Brenda Codallos, Ozzie Rodriguez and Alvaro Aguilar, who organized the event under the name Awaken Community, told redbankgreen in an advance statement that the aim of the event was “to ​bring ​dignity ​and ​respect ​for ​the ​undocumented ​community. ​We ​are ​workers, neighbors, ​and ​families ​who ​are ​the ​backbone ​of ​this ​country. ​We ​are ​not ​just ​the ​future ​of this ​country, ​but ​we ​are ​also ​the ​present ​workers ​that ​it ​depends ​on.”

Awaken Community, they said, “was started by young people affected by President Trump’s September 5th killing of the DACA program.” The Deferred Action for Childhood Arrivals program, or DACA, was created by executive order of then-President Barack Obama in 2012, and gave immigrants who came to the United States as undocumented minors temporary protection from immediate deportation and permits to work here legally.
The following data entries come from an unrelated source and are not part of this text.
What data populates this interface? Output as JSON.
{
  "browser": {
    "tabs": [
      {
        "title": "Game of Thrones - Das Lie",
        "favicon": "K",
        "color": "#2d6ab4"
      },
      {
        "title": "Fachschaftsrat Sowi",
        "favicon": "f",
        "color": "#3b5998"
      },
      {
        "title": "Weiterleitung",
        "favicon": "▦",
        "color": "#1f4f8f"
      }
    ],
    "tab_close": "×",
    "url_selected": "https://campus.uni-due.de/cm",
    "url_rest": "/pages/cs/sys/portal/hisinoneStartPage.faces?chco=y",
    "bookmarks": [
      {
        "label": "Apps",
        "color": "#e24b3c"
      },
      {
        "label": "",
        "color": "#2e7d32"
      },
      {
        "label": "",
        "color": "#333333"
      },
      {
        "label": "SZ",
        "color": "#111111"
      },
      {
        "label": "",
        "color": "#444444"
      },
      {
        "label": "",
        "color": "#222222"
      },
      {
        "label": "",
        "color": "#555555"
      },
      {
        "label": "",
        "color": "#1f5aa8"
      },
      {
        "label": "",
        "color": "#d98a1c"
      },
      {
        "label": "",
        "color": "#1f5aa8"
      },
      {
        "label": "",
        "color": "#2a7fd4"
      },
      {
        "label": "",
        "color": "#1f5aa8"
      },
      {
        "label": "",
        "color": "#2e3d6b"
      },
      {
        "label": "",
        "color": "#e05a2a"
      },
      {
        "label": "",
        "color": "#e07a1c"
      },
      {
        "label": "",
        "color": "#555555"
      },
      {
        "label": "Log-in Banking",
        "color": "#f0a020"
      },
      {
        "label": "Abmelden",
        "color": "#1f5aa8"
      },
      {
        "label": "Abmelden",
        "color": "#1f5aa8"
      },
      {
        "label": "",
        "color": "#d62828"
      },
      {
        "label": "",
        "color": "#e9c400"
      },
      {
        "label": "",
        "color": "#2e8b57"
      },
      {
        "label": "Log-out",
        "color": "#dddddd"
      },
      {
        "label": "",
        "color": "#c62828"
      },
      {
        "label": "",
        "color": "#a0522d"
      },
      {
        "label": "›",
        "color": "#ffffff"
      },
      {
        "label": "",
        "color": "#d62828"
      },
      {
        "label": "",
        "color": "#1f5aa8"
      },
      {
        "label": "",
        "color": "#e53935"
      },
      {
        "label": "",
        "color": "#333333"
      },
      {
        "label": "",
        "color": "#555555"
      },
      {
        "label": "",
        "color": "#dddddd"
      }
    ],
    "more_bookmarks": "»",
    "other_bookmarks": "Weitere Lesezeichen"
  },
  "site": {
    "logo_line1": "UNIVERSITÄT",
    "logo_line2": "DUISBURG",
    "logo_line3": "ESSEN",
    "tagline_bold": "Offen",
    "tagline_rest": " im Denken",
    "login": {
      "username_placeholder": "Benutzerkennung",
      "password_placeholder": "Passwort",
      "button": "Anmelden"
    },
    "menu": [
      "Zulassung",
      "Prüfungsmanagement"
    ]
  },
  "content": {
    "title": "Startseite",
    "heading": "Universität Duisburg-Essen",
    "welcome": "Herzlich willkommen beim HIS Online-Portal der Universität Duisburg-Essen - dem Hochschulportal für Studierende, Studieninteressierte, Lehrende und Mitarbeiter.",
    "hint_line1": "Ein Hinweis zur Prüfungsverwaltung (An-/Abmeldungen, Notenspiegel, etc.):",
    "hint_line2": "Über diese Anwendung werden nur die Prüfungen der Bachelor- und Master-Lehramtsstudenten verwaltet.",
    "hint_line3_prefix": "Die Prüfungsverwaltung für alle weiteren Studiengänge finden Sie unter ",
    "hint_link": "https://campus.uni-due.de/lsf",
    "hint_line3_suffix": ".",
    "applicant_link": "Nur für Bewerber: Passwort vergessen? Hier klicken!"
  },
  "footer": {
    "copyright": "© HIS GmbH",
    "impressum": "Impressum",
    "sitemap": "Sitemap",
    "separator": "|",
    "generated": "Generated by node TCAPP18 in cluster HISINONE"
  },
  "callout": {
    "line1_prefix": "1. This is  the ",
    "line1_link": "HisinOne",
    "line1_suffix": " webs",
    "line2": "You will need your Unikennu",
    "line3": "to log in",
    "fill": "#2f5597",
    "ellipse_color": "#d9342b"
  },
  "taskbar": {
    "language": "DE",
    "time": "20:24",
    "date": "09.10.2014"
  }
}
The Trump administration has announced plans to rescind the DACA program, putting the nearly 800,000 so-called Dreamers at risk of deportation, many to countries they left as babies.

On the march from the borough train station to Riverside Gardens Park via Monmouth, Broad and West Front streets, marchers chanted, “No wall, no fear, immigrants are welcome here” as downtown shoppers stood by, some snapping photos and clapping.
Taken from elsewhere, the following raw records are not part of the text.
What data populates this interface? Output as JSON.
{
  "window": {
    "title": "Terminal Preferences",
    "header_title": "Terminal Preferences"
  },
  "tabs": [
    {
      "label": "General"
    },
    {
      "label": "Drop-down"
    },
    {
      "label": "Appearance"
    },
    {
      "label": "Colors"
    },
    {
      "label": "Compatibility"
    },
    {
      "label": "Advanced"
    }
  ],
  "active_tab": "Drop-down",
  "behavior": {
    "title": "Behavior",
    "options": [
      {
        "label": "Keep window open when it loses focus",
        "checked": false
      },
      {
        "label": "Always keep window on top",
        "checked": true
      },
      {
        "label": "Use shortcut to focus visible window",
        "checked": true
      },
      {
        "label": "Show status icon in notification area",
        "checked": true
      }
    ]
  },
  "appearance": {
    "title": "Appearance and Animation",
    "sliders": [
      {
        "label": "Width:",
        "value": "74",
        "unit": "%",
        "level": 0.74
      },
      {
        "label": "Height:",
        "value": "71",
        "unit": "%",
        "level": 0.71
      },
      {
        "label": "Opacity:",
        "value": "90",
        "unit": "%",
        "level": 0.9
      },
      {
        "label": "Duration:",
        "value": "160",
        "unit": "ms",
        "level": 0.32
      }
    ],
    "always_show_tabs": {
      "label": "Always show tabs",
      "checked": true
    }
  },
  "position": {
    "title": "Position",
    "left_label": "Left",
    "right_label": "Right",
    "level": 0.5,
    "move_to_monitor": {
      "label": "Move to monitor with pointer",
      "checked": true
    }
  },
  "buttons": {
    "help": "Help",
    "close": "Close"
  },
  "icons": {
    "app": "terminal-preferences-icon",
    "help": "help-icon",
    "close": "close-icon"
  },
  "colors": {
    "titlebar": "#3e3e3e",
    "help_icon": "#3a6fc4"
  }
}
At the park, speakers addressed the need to continue the DACA program.

“It it wrong to take away the productive future of 800,000 young people who are America,” said Holly Kluck, an eighth-grade language arts teacher at the Red Bank Middle School. “Red Bank is America. Immigrants are America.”

“The owner’s certificate for our nation starts with three words: ‘We the people,'” 19th-district state Assemblyman and 2017 gubernatorial hopeful John Wisniewski told the crowd. “It doesn’t make a distinction about where you were born.”

As he and other spoke, a man who described himself as the event’s only counter-protester stood among the crowd holding a sign decorated with snowflakes and holly berries above his head. It read, “All I want for Christmas is Deportation.”

Anna Aguirre, a borough resident and Brookdale Community College student who was born in the United States to parents who remain here undocumented, told redbankgreen she attended the rally to help address the fear of deportation.

“It’s scary, because you don’t know what’s going to happen when you answer the door,” she said.